History On the Line

the digital timeline as tool for thinking about “master narratives” of the past.

Folk Music Timelines

The start of Digitizing Folk Music History focuses on going microscopic and macroscopic all at once. Students dive in to annotate documents directly, using digital technologies quite literally (actually, virtually) to “get into” history. This is the past up close. But we also read, watch, and listen to synthetic material about the US folk music revival as a whole. Students need to grapple with the past at a distance, too. For better or worse, they need to organize in their minds a sense of the existing “master narrative.” Only then can they start to critique it, challenge it, or confirm certain aspects of it based on engagements with particular bits of evidence.

The digital timeline becomes a tool for thinking about “master narratives.” And it works because, paradoxically, it fails. There really is no way to create a perfect timeline of the folk revival that adequately represents the full dimensions of its story. Sure, we can plot out key events and name oft-mentioned figures (though which ones given finite space? And why those ones and not others?). But how do we design a linear timeline of a cultural movement whose story is as much about the more ambiguous undercurrents of aesthetic, economic, and political exchange that do not always manifest themselves into ordered markers in the march of time?

For students, the construction of a digital timeline thus becomes an opportunity to start to organize the overarching story of the folk revival into a coherent narrative. They can consider how others have organized the story, why certain orderings predominate, and how they themselves and their fellow students might grapple with the creation of a linear narrative of the folk movement. Simultaneously, the timeline is a device for gaining greater awareness of the ultimate artifice of constructing historical narratives—of how the ways in which the story gets told are often contested operations of power that matter as much as registering what “actually” happened or occurred. The making of a timeline forces students to see, in multiple senses, history on the line, how the past is not made up from scratch, but is nonetheless full of fraught choices about significance and importance that evoke as many silences and gaps as they do clarifications and convincing trackings of causality and development.

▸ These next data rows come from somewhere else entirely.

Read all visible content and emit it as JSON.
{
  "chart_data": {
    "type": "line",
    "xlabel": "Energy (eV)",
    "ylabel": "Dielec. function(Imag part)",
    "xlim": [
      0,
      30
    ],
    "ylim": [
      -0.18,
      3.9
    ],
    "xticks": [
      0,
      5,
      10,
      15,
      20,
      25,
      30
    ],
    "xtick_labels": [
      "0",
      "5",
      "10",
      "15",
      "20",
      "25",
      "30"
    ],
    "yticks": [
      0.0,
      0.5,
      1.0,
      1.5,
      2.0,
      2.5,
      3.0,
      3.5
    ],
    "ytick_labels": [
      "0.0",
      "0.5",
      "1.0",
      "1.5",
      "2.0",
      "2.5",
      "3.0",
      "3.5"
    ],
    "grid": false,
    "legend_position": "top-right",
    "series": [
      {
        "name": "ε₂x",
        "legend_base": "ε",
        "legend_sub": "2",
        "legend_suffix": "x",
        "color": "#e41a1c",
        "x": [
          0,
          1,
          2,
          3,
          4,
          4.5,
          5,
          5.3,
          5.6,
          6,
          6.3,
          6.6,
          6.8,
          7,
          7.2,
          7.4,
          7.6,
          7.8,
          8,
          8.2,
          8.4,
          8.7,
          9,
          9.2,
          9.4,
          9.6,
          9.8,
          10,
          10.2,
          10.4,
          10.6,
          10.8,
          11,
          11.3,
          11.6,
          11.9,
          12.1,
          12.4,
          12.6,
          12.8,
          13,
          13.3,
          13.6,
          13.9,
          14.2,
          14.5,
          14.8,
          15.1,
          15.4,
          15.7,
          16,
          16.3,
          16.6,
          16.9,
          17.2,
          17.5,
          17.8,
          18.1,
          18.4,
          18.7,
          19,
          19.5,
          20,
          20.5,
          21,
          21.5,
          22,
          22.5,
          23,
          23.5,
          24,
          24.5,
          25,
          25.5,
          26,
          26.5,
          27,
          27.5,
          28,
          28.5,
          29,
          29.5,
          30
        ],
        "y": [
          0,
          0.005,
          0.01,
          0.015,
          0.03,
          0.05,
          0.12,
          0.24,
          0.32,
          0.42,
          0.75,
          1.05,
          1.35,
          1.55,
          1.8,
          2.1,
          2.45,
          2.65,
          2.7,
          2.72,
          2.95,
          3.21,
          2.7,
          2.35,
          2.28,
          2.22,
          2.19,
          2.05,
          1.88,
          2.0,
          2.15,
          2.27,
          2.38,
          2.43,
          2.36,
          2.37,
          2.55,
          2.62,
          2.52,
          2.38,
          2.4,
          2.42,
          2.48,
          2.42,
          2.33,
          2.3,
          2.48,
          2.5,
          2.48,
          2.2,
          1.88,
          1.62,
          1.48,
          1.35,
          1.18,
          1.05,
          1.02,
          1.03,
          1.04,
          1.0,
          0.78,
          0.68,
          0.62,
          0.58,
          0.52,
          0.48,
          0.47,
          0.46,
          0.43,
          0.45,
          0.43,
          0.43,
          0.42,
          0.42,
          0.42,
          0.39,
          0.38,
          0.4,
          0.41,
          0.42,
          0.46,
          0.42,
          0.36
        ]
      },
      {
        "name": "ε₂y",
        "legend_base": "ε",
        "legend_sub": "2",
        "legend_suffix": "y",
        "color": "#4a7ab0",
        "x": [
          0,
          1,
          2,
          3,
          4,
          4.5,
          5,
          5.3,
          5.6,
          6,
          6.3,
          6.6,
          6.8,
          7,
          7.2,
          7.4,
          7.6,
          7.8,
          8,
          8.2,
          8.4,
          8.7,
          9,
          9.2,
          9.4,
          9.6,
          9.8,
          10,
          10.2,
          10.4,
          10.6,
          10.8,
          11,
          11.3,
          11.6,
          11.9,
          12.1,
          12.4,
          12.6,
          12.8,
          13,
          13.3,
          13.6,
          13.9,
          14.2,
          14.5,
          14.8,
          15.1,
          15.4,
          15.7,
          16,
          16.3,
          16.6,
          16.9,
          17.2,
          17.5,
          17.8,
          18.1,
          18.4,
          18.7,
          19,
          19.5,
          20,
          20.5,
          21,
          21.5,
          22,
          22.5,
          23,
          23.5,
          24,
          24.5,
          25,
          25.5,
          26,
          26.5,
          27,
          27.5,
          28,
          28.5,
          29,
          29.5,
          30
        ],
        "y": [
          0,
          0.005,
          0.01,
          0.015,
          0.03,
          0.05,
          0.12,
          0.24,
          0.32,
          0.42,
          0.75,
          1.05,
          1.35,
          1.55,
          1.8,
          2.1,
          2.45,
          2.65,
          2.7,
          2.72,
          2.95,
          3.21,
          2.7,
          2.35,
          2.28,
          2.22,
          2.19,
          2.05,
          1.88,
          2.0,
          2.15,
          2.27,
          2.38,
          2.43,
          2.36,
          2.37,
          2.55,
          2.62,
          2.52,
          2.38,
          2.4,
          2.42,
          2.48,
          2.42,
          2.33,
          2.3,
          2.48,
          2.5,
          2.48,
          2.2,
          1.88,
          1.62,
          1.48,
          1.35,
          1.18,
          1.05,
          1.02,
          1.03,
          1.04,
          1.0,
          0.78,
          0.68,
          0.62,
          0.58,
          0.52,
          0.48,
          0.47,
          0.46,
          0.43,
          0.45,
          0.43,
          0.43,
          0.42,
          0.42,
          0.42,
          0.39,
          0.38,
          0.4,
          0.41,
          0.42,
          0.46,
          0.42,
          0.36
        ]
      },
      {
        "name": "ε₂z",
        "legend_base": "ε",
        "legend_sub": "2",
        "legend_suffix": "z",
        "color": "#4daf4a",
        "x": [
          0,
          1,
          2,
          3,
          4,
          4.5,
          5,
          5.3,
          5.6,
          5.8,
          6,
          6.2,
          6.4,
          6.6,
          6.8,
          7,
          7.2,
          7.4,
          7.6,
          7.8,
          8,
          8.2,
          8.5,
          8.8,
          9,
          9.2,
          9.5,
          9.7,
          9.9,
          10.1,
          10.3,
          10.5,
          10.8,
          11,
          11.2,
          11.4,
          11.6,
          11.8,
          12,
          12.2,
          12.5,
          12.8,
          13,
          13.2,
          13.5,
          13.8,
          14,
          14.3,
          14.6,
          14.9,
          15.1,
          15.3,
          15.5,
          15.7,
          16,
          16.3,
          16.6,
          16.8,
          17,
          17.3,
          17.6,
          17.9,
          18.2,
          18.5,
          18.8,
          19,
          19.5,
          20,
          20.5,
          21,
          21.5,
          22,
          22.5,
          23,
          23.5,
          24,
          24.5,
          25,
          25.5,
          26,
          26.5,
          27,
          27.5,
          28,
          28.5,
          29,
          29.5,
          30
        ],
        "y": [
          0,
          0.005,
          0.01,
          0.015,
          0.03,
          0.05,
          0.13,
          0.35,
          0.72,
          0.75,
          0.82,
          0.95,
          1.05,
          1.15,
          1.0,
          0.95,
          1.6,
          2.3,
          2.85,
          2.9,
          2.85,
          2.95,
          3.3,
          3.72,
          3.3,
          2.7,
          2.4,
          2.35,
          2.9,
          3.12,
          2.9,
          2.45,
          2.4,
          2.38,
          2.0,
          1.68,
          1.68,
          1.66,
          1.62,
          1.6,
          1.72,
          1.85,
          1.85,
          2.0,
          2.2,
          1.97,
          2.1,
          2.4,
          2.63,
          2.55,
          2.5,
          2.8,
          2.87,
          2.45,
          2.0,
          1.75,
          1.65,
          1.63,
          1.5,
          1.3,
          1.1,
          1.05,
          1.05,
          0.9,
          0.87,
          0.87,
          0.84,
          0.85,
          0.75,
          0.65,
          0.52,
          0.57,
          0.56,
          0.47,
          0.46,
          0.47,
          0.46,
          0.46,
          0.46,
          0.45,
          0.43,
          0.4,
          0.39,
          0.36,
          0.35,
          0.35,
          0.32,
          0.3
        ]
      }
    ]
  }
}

The US folk revival’s story is over a century long now and one of its key apexes in the late 1950s and early 1960s now occurred roughly 50 years ago. Today’s students typically have a vague sense of the revival. But it is only vague. Fascinatingly, many associate the folk movement with everything from a vague sense of bluegrass as traditional music to Bob Dylan and Joan Baez as important figures to, more strangely for those who lived through the “great folk scare” itself, the imagery of Janis Joplin and the Woodstock Festival. Those last associations are not entirely wrong, of course, but they remain a bit off since students are conflating the height of the rock era with the folk revival that partly fed into it and was, just as crucially, dramatically abandoned by the turn to electric guitars and the full-blown countercultural sensibilities in the 1960s.

Why students have these associations would make for important further inquiry, but the point for now is that unless they have already gotten the bug for traditional music, and a few students usually have, the folk revival remains as distant and strange to them as the history of the Civil War. They kind of know it happened and that it was, perhaps, important. But that is about it. Therefore, in a history course, we will need to take time first to grasp and then to grapple with the existing “master narrative” of the folk movement since students do not necessarily have that in place when they begin the seminar. Which is to say, before they can start to make their own historical meaning, offer their own interpretations, and mount their own arguments that are grounded in evidence from something such as the Berkeley Folk Music Festival archive, students will have to develop a “feel” for the way people before them and around them (baby boomers, their children, various groups in and around the United States and the world) have already told the story of the revival. The timeline becomes a mechanism for doing so, and the digital timeline particularly so.

As students read, listen, and watch tellings of the story of the revival, we work together to start to place them in chronological order. After two weeks of reading Rainbow Quest: The Folk Music Revival and American Society, 1940-1970, watching the director Jim Brown’s American Roots Music documentary film, and listening to a lot of folk music mixes, we begin to place people, places, genres, events, concepts, and ideas on the board during our seminar:

Folk Revival Timeline 2014 1
Folk Revival Timeline 2014 2

With our chalkboard sketch of a folk revival timeline assembled collectively, students then set off to create their own digital timelines. We use Timeline.js (in the past I have also used TimeRime). The digital timeline builds on what one could do with pen and paper, to be sure; what it brings to that “analog” mode is a greater ductility of arrangement: students can arrange and re-arrange, test out orderings of the past and then reorganize them. After completing their individual timelines through Timeline.js, students write a short reflective essay about the process of developing their timeline in which they address the question “if my digital timeline were a term paper, its argument would be….”

The combination of reading, watching, digital building/making, and reflection accomplishes multiple tasks: an opportunity to organize a “master narrative” while at the same time challenging the hegemony of any one dominant telling of the past; a chance to think about the relationship among elements that compete to make history what it is, such as people, events, structures, and other less definite forces and energies, while also examining how they might align; and a moment for students to control their sense of the past we are studying while also enhancing their individual—and our collective—humility in pursuing this impossible yet essential project.